Tourism in China has matured significantly in the last couple of decades, spurred on by the region’s growing middle class and a relaxation of travel restrictions imposed by Chinese authorities. The United Nations World Trade Organization has predicted that by 2015 – the year SLS will open its first hotels in the region – China will have become the top inbound tourism destination in the world.

Naureen Ahmed, manager of marketing and analysis in London for STR Global, said China is a market many prominent hotel chains – and businesses in general – are eager to enter.

“I think hosting the Olympics in 2008 helped to put China on the map,” she said. “But in general, now, whether you talk about hotels or economics, people are very much aware of China.”

But Bakhshandehpour said the decision to launch the SLS brand in China was not just about market economics, it was also about investors.

SBE financed its $450 million renovation of the former Sahara Casino and Hotel on the Las Vegas strip in large part with money from Asian investors looking to gain a foothold in the U.S. Would-be emigrants from China and Thailand seeking green cards through the U.S. immigrant investment program known as EB-5 contributed more than $300 million toward the project. Throughout that fundraising process and a similar development project in New York, SBE developed important investor relationships.

“After financing the SLS Las Vegas and the SLS Park Avenue in New York, we know a lot of key opinion leaders in China,” Bakhshandehpour said. “Their appetite for the SLS brand was flattering.”


Entertainment opportunities

SBE, which will charge a licensing fee for the use of its brand, will work closely with Palace Hospitality to conceive distinct features and entertainment opportunities for each hotel. Details such as room counts and on-site restaurants will be determined when Bakhshandehpour and Nazarian fly to China in September.
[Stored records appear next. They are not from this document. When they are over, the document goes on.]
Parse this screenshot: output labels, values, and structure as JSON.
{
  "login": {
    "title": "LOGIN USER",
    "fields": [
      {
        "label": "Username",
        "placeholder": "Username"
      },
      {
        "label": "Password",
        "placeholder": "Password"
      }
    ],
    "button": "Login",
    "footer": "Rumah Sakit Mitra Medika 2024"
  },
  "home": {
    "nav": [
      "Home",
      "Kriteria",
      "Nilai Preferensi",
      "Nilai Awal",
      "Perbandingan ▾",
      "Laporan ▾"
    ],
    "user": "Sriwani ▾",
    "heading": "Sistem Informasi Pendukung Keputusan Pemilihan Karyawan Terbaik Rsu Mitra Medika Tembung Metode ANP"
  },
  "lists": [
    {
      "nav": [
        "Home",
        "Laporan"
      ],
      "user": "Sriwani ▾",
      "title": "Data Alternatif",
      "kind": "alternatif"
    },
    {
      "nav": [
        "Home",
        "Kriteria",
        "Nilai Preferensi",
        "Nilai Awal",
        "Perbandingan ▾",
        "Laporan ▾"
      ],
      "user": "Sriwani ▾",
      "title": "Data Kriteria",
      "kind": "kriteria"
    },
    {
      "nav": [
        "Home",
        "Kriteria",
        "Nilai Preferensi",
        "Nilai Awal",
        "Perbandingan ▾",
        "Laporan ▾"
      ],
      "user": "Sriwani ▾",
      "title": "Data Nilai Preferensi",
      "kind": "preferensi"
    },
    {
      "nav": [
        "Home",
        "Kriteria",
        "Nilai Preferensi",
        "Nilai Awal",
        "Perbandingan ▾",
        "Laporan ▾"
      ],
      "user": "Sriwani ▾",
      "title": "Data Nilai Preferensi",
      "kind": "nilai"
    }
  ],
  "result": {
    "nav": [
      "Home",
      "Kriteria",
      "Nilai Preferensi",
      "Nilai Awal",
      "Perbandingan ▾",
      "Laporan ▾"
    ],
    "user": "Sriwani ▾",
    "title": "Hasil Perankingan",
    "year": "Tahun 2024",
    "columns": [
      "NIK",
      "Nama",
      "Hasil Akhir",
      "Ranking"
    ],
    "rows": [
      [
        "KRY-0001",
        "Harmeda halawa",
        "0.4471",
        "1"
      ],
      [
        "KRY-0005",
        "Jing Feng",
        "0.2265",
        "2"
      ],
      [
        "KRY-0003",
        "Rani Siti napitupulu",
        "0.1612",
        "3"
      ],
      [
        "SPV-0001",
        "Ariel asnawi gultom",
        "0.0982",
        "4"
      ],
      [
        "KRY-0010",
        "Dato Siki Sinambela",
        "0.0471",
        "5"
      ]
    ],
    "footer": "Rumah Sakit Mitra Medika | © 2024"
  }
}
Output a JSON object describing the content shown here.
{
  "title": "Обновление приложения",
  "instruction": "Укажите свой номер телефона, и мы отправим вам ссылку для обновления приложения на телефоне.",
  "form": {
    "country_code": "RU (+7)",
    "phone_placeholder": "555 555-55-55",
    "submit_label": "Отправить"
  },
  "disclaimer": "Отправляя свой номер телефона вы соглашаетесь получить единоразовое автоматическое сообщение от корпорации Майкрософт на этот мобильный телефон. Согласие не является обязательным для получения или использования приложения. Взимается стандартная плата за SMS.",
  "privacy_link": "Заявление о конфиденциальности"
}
Bakhshandehpour, however, said he expects various mixes of SBE restaurants and nightlife venues – such as Spanish restaurant Bazaar by Jose Andres and sushi chain Katsuya – to populate the hotels at first. SBE already has some experience overseas, having licensed its Katsuya brand to Kuwait’s M.H. Alshaya Co. last year.

“When we enter a new market, we lead with our own brands,” he said.

He admitted that maintaining high standards for the luxury hotel brand halfway around the world will be a challenge, but said he thinks that SBE and Palace Hospitality are up to the task.

“We think the key to being successful and doing justice to your brand is having the right partner,” he said. “We’re confident, just like we were with Alshaya, that Palace Hospitality is best in class.”

SBE, which employs about 4,000 people across more than 80 hotel, restaurant and nightlife properties, plans to open an office in Shanghai to work with Palace Hospitality and manage the L.A. hotel chain’s marketing and branding efforts in China. The company owns and operates two SLS hotels – in Beverly Hills and Miami – and has two more under construction to open next year in Las Vegas and New York. Bakhshandehpour said SBE’s rapid expansion plans for the SLS Hotel brand hinged on establishing the chain in those four gateway markets in the U.S. before venturing overseas.

“We wanted to make sure first and foremost that we developed the SLS Hotel brand in the United States,” he said.

Now, in addition to its China projects, the company has plans to launch SLS hotels in secondary U.S. markets, including Seattle and Philadelphia, in coming years. The company is also evaluating real estate opportunities in Dallas, Chicago, Boston and Washington.

Bakhshandehpour said the move into Asia is the beginning of a larger plan for global expansion for the SLS brand. Other markets the company has considered for the hotel chain include Latin America and the Middle East.

“We never get complacent, nor sit back and say, ‘We’ve reached the point where we want to be,’” he said. “We do have global expansion plans; we’re always evaluating opportunities. But timing and strategy are very important to us.”